To enhance structural diversity and avoid local minima during prediction, we construct up to 19 distinct paired MSAs per complex using multiple strategies and sequence resources. For multimers, we use the developed deep learning model to predict the pIA-scores for each pair of sequence alignments from different subunit MSAs. The subunit MSAs are then concatenated based on these interaction probabilities to construct paired MSAs. Additionally, we use information from multiple sources, such as species annotations, UniProt accession number, and protein complexes from the Protein Data Bank (PDB), to further construct a series of paired MSAs. These paired MSAs are directly integrated into the AlphaFold-Multimer framework without architectural modifications. Specifically, we used the official implementation of AlphaFold-Multimer and followed its default template usage strategy. For each input paired MSA, we set the inference-time parameter num_multimer_predictions_per_model=5, resulting in 25 candidate structures per MSA. Consequently, each complex can yield up to 475 predicted structures (19 paired MSAs  × 25 structures) during structure sampling.

Additionally, in cases where the self-assessment scores returned by the structure prediction models (i.e., the “iptm+ptm” score from AlphaFold-Multimer) are below 0.5, we consider the current sampling insufficient. In such scenarios, we fall back to using sequence similarity instead of the pSS-score to further expand the sampling pool.

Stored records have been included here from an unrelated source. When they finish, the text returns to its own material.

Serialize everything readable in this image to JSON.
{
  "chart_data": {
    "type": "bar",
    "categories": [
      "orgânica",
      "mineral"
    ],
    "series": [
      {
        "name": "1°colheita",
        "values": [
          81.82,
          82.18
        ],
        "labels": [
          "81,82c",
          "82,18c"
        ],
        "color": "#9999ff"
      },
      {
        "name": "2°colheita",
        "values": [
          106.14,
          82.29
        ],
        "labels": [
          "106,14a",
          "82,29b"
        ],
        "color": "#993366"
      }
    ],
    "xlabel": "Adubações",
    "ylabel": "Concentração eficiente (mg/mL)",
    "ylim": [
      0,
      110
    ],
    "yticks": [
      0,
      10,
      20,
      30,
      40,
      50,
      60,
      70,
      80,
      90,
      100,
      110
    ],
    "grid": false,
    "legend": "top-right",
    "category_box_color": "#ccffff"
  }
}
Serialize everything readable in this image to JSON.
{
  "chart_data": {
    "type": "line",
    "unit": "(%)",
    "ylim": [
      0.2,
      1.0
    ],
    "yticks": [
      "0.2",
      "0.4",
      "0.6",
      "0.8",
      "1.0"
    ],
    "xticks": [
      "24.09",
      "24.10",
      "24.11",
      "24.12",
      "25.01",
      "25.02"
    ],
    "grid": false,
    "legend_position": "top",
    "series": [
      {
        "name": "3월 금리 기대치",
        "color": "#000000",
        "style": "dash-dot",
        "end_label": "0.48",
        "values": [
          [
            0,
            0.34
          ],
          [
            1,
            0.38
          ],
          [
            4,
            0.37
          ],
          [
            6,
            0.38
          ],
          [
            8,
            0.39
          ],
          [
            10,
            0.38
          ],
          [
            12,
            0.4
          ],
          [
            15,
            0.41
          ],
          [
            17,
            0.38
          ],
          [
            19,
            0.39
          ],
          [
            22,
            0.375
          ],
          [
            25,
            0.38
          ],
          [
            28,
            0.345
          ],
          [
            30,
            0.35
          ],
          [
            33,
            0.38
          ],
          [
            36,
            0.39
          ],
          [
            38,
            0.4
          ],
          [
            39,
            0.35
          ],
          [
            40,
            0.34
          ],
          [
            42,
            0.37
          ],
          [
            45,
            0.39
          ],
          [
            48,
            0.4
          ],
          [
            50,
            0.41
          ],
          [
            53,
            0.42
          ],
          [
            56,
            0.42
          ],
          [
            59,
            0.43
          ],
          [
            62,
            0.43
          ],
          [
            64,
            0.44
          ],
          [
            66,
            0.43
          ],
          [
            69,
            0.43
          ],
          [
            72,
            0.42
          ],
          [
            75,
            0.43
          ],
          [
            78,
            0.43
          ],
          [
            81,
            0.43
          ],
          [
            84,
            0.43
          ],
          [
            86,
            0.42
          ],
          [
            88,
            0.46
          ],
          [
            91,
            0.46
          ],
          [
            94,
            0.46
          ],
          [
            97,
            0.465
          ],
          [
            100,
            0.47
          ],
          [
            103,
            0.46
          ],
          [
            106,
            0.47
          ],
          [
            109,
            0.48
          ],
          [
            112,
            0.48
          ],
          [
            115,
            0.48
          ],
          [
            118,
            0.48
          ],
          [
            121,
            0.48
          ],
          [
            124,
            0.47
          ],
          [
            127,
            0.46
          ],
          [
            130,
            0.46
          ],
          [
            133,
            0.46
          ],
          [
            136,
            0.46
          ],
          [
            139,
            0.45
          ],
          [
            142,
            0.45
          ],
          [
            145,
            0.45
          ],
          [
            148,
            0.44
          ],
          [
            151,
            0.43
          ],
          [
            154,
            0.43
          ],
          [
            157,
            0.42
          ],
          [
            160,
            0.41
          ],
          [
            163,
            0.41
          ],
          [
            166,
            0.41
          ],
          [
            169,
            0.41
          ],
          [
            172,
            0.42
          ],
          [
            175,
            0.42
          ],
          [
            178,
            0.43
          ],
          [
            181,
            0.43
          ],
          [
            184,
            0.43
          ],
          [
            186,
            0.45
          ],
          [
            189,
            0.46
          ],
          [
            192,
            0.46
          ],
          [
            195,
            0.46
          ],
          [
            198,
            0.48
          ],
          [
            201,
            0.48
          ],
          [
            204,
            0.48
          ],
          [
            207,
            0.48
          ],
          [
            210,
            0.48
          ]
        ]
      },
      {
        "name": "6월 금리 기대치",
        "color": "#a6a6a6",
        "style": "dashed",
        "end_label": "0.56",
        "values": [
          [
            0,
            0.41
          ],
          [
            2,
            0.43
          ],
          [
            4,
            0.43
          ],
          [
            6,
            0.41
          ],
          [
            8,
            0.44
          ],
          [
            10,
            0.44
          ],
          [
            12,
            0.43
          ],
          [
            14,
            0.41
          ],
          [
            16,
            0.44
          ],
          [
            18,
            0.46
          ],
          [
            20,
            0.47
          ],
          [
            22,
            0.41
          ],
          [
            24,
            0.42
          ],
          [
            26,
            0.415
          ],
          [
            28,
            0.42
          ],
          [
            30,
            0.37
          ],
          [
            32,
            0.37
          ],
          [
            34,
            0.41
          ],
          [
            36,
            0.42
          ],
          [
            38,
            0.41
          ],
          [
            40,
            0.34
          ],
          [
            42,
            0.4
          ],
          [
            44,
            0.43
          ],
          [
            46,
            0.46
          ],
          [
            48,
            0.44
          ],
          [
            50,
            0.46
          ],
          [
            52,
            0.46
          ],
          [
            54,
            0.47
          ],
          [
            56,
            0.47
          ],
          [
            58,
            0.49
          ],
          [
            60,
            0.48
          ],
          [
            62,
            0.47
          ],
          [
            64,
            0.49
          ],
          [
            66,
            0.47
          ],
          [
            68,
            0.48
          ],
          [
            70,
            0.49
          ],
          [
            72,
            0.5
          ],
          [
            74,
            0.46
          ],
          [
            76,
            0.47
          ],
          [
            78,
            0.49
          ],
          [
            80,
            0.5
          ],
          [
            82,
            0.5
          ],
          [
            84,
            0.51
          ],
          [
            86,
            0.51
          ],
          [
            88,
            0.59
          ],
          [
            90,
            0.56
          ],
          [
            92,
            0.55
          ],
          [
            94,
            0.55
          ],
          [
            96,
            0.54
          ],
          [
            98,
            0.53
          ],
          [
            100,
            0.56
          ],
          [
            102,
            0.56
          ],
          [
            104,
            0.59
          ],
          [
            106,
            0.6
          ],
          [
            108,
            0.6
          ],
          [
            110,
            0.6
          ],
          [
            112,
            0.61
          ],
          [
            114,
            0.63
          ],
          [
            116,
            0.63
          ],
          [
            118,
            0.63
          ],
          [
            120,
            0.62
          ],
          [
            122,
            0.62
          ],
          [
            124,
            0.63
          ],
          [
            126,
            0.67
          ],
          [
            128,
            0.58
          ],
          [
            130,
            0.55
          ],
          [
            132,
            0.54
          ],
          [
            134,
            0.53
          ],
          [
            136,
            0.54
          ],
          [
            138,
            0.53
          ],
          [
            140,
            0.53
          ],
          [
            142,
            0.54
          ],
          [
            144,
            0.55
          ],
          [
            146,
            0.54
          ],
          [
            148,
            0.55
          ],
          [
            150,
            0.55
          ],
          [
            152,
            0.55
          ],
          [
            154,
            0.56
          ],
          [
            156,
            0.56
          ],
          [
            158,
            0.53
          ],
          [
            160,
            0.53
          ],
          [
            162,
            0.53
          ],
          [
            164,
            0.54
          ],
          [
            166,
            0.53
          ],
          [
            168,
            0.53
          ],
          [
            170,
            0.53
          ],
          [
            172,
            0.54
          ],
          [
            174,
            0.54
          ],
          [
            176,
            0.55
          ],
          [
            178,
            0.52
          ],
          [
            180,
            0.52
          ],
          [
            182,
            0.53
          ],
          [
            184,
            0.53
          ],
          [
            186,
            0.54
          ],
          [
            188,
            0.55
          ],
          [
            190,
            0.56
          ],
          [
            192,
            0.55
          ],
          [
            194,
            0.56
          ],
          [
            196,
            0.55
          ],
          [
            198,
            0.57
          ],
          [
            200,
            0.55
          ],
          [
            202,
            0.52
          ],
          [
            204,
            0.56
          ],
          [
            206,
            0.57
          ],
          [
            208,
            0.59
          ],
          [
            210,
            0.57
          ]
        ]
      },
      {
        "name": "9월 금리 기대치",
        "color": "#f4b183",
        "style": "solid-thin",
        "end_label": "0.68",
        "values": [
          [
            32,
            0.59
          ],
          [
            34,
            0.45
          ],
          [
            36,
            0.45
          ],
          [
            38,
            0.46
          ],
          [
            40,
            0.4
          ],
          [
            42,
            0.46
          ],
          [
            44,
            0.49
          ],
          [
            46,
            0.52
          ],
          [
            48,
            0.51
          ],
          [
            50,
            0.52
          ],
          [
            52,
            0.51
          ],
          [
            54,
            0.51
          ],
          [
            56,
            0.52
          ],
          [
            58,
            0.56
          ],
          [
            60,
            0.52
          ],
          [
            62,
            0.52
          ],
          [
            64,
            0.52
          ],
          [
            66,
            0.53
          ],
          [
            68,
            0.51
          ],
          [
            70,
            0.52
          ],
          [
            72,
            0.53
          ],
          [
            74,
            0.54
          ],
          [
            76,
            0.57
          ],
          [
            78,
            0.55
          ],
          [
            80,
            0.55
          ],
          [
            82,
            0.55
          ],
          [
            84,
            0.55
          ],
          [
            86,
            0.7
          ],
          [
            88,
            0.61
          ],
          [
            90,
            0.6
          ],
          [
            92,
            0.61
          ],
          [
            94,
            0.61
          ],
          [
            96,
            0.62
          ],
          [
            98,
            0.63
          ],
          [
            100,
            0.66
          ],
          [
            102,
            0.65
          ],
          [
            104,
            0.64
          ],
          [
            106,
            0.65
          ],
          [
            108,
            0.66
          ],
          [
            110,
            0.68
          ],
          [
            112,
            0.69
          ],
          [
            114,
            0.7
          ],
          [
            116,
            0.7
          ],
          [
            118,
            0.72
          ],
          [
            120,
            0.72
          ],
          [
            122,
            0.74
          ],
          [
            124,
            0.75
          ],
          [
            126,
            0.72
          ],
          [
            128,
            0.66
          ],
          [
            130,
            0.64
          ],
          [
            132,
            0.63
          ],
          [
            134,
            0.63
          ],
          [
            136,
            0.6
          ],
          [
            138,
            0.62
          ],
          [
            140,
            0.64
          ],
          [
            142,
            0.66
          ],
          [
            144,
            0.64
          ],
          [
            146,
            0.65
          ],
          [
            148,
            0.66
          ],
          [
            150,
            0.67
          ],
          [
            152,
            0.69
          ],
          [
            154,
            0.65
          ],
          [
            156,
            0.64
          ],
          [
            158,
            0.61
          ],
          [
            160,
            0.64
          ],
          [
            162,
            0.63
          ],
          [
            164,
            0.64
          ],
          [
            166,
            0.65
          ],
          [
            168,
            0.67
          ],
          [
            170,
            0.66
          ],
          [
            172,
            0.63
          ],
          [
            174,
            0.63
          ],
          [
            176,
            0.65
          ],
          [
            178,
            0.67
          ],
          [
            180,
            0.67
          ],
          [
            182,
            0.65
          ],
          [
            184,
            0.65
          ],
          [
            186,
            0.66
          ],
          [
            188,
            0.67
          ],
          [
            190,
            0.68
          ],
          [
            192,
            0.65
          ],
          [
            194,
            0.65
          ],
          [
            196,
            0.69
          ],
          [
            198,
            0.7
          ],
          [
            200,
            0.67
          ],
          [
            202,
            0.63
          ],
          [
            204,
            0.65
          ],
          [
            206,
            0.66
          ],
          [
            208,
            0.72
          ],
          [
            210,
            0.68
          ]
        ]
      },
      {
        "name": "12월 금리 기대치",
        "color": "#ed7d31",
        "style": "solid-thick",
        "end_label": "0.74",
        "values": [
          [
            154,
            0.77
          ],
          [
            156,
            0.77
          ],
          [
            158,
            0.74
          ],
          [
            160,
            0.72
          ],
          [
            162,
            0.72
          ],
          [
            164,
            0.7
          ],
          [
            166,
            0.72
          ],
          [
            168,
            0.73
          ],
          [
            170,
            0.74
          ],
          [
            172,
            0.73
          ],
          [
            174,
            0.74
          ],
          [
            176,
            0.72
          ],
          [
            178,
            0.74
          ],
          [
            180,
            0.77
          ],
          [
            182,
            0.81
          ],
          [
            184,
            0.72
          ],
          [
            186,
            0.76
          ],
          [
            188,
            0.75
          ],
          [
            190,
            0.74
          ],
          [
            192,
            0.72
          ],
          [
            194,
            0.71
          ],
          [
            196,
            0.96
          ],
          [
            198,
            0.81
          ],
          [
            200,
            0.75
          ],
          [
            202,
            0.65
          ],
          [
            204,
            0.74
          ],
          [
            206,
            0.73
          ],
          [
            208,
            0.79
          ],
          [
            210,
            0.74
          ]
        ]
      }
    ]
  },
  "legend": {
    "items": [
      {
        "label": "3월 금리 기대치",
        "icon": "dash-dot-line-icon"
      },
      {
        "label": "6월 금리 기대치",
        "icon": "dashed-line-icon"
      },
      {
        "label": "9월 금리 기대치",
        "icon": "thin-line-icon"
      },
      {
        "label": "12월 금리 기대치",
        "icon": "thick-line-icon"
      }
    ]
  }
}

Quality assessment of built models

In this study, we employed an in-house developed single model quality assessment method based on multi-scale protein representations using hierarchical networks. To represent the protein, physical and geometric properties of residues are extracted at the 1D scale, interaction relationships at the 2D scale, and structural topology at the 3D scale. These multi-scale representations are input into a multi-layer network module, which includes graph attention, transformer, and convolutional networks, to predict model quality. Building on this scoring model, we further developed a multi-model evaluation method based on structural consensus. First, the method selects the top N predicted models as the high-quality model pool using the single model quality assessment and model self-assessment scores. Next, all predicted models are aligned with the high-quality model pool to calculate their respective quality scores, and the top 5 models are selected for final evaluation.

Evaluation metrics

We use two types of metrics to evaluate the quality of the protein complex model built by DeepSCFold. The first type of metrics is one that measure the closeness between the built model and the experimental structure in PDB. In this respect, we adopt the TM-score75 between the predicted complex model and the corresponding experimental structure calculated by TM-score tool downloaded at (https://zhanggroup.org/TM-score/). The second type is one that measures the interface quality of predicted protein complex model. In this regard, we report DockQ76 score calculated by public tool (https://github.com/bjornwallner/DockQ/). Besides the above metrics, we also reported the Pearson, Spearman and ROC-AUC/PR-AUC to evaluate the performance of protein-protein structural similarity and interaction probability prediction models. The detailed descriptions of above metrics are given in Supplementary Note 1.

Statistics and reproducibility

All data were carefully collected and analyzed using standard statistical methods. Comprehensive information on the statistical analyses used is included in various places, including the figures, figure legends and results.

Reporting summary

Further information on research design is available in the Nature Portfolio Reporting Summary linked to this article.